Upper left panel depicts the implantation site in the host Achilles tendon as viewed under a light microscope. Lower left panel shows a schematic representation of the different histological components in the field of view. Upper right panel depicts the histological section after the implantation region was removed from the Achilles tendon using LCM. Blots show the gel electrophoresis results of RT-PCR performed on RNA extracted from the microdissected sample. Ribosomal protein L-19 served as a control. M, muscle; T, host tendon; I, implantation area. Magnification, ×4.

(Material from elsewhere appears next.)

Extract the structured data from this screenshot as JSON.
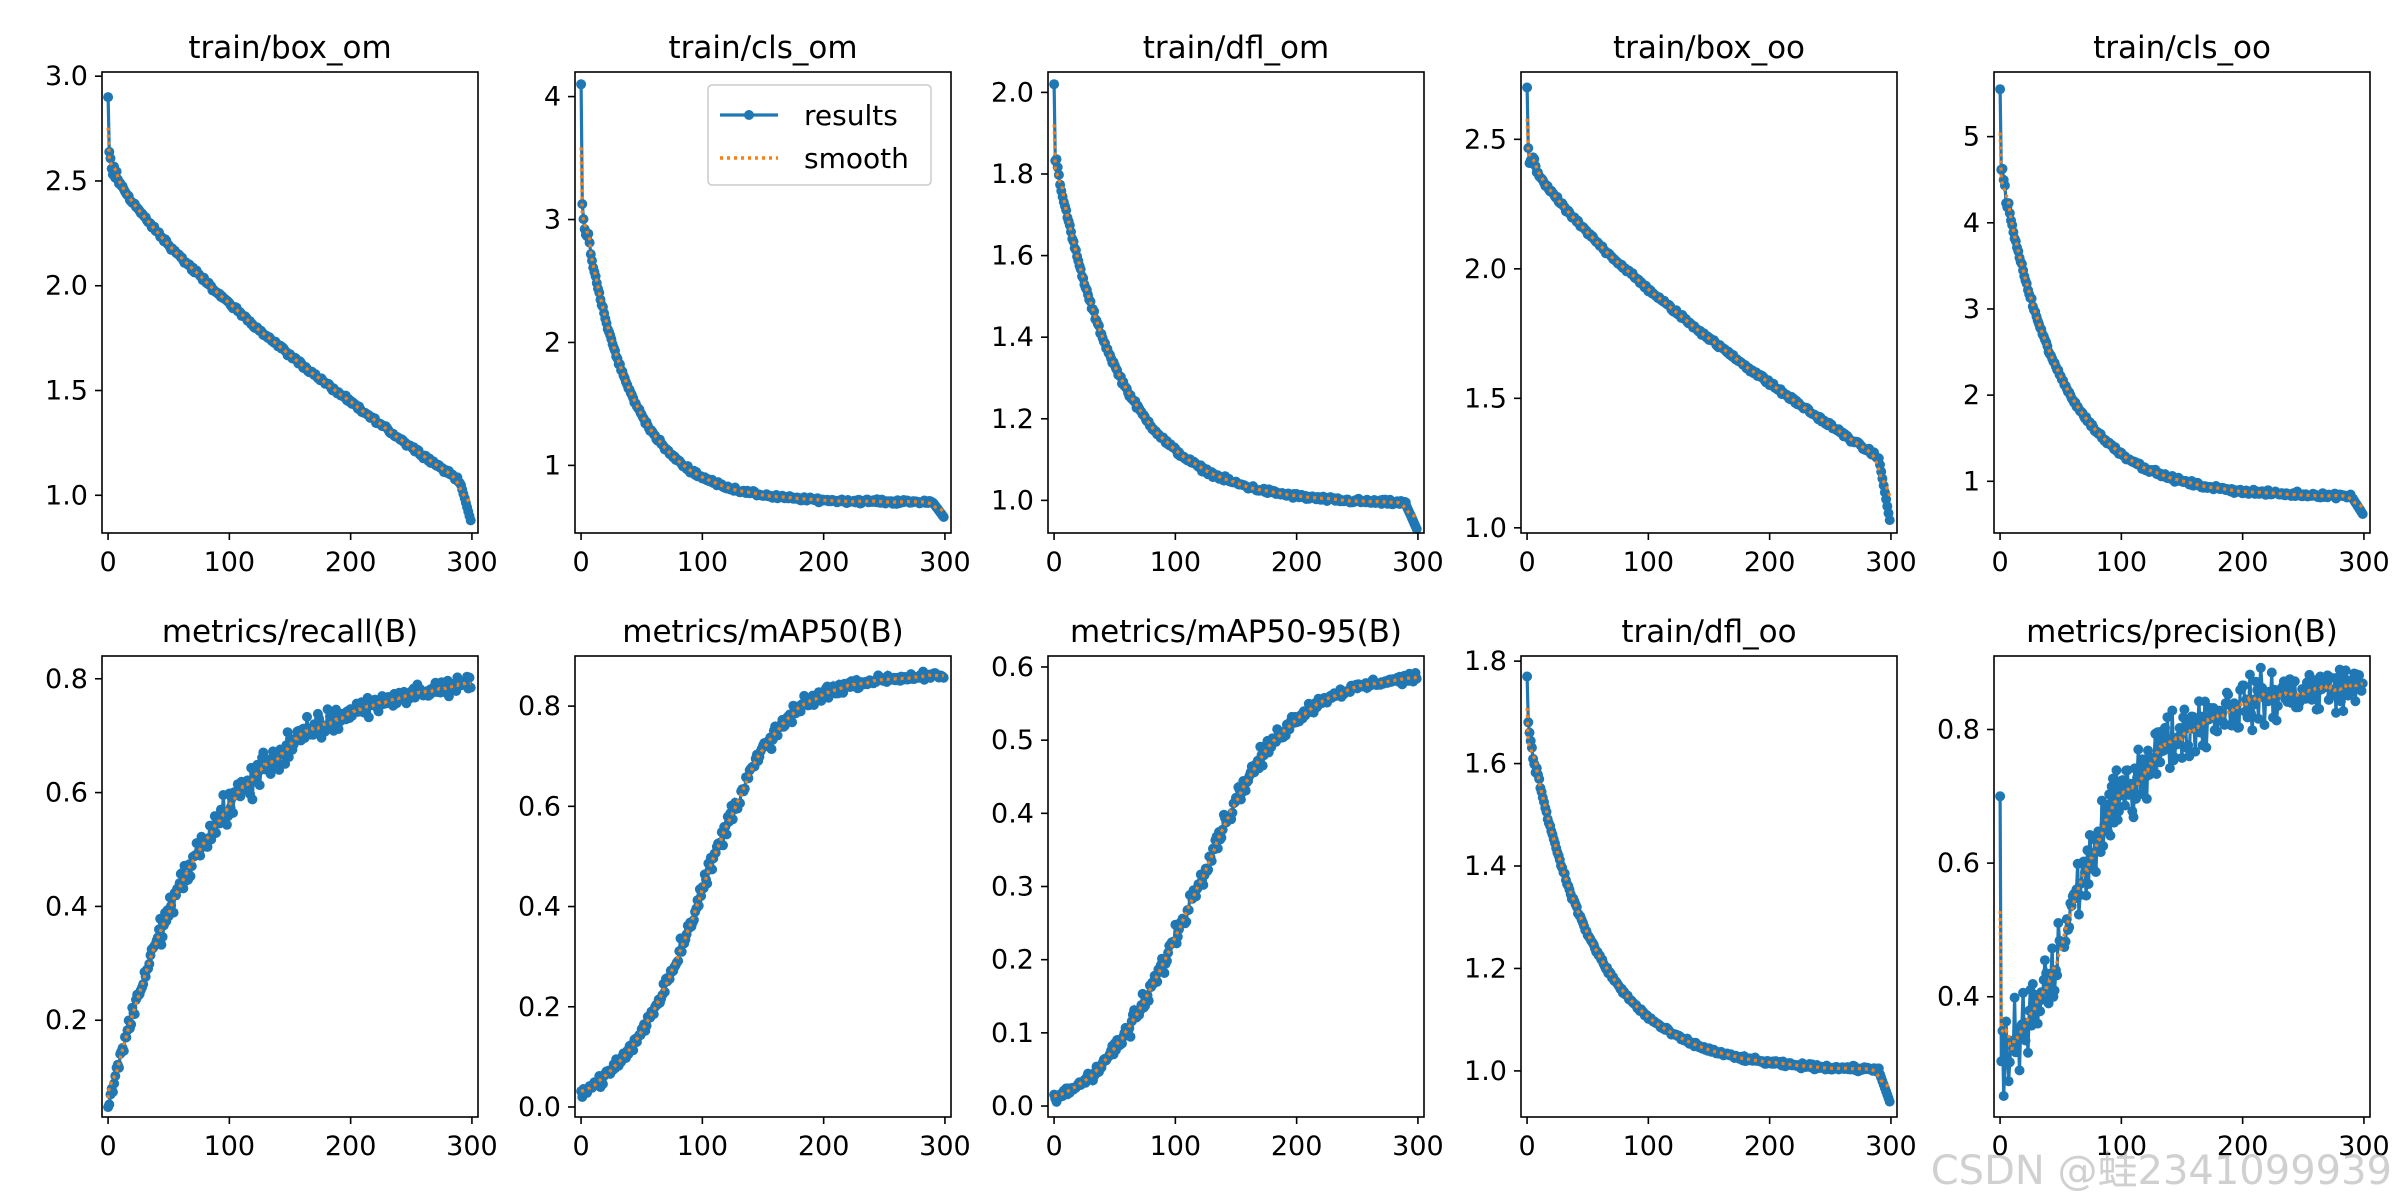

Figure 10. Tendon-defect repair demonstrated by micro-MRI.

(A, C, E, G, and I) MSME axial sections of Achilles tendon of a rat. (B, D, F, H, and J) DQF images of the same axial sections. Tendon was either implanted with collagen sponge without cells (A and B), left intact (C and D), or implanted with C3H10T1/2-BMP2/Smad8 L+MH2 cells (E and F), C3H10T1/2-BMP2 cells (G and H), or C3H10T1/2-Smad8 L+MH2 cells (I and J). DQF images showed ordered collagen fiber formation in the defect site implanted with C3H10T1/2-BMP2/Smad8 L+MH2 cells at a higher level than that found in the contralateral tendon or in the other experimental groups. Arrows indicate the Achilles tendon at the site of implantation. Circles highlight the DQF signal at the site of implantation or, in the case of no treatment, at the tendon.